Quizás su estilo, su forma de hablar,  que embellecía aún más el sonido sensual de su voz, quizás fue eso lo que hizo que el Gitano rompiera el molde de una época en la cual las insinuaciones de tipo sexual eran consideradas una aberración.  Sin embargo, ni los padres ni las abuelas, ni la queja de los más conservadores impidieron la revolución, aquella que hizo el Gitano, sea con sus ojos, su pelo, sus manos…

 Y las féminas argentinas, acostumbradas a escuchar (y a ver) a “Palito” Ortega, a Donald, a Nino Bravo, Camilo Sesto y a muchos otros artistas que despertaban romanticismo y hasta de ternura, no podían haber reaccionado de otra manera cuando Sandro se subió por primera vez a un escenario y las llenó, ya no de cariño y besos románticos, sino de un torbellino de pasión, movimiento de caderas, mirada sensual y letras como la de “Trigal” (“Ay! Trigal… dame tu surco y dame vida…”).

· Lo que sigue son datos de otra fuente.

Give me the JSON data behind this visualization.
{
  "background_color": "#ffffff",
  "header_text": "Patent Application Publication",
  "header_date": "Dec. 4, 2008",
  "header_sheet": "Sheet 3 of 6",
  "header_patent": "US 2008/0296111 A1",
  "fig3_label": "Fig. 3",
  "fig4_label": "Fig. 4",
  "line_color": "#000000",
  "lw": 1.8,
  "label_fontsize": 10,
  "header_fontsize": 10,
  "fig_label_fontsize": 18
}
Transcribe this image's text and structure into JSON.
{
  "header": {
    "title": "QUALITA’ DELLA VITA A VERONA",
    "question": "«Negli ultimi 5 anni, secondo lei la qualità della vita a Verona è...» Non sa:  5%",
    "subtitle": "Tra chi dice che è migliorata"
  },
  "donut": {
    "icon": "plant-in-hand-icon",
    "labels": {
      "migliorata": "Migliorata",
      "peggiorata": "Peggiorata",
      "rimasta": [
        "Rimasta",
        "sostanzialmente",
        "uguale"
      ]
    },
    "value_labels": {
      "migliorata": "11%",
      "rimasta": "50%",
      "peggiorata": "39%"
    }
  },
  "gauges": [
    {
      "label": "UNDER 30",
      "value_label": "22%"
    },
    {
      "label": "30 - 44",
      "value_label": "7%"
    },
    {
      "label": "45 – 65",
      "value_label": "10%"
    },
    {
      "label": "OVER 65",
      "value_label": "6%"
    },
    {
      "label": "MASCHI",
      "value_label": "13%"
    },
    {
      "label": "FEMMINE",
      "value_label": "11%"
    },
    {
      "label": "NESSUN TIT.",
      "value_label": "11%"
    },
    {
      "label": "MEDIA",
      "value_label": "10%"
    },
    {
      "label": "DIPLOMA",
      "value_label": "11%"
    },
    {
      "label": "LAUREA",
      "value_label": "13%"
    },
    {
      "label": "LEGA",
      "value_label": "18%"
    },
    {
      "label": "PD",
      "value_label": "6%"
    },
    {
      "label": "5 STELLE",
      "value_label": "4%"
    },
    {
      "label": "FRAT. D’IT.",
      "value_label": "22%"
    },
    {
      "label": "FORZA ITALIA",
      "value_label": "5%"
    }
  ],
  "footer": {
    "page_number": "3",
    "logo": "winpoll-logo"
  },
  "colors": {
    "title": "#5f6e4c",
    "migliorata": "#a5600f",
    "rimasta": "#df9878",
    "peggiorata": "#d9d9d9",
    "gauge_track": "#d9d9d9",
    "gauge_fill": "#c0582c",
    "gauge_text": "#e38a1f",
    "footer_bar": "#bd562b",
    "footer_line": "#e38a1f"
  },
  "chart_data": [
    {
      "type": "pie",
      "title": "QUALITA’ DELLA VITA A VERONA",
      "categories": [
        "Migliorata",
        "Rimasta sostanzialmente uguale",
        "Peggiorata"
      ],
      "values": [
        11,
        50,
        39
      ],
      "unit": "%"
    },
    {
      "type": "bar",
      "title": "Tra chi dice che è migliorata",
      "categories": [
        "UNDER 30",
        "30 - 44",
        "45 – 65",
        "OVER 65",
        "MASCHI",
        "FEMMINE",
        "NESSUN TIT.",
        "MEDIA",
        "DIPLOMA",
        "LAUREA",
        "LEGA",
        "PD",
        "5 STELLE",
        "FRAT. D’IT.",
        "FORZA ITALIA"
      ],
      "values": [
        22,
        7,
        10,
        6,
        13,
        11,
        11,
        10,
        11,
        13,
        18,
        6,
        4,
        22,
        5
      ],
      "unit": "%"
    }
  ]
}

Sandro fue considerado uno de los hombres más sensuales del país, y si bien sus poses sobre el escenario y el delirio que desataba en sus seguidoras iban a contramano de las reglas establecidas, nada pudo frenar el huracán de pasión que desató el Gitano de gesto provocativo y mirada filosa que fue, para muchas, sinónimo de liberación y de sueños prohibidos.

Será por todo esto, por una interminable lista de los dones que le concedió la naturaleza, por ese “don” de ser, será por tantas cosas que Sandro es inmortal y vive en el corazón de sus nenas y nenes, del publico en general, Sandro se convirtió en un gran icono, no te olvidaremos gitano.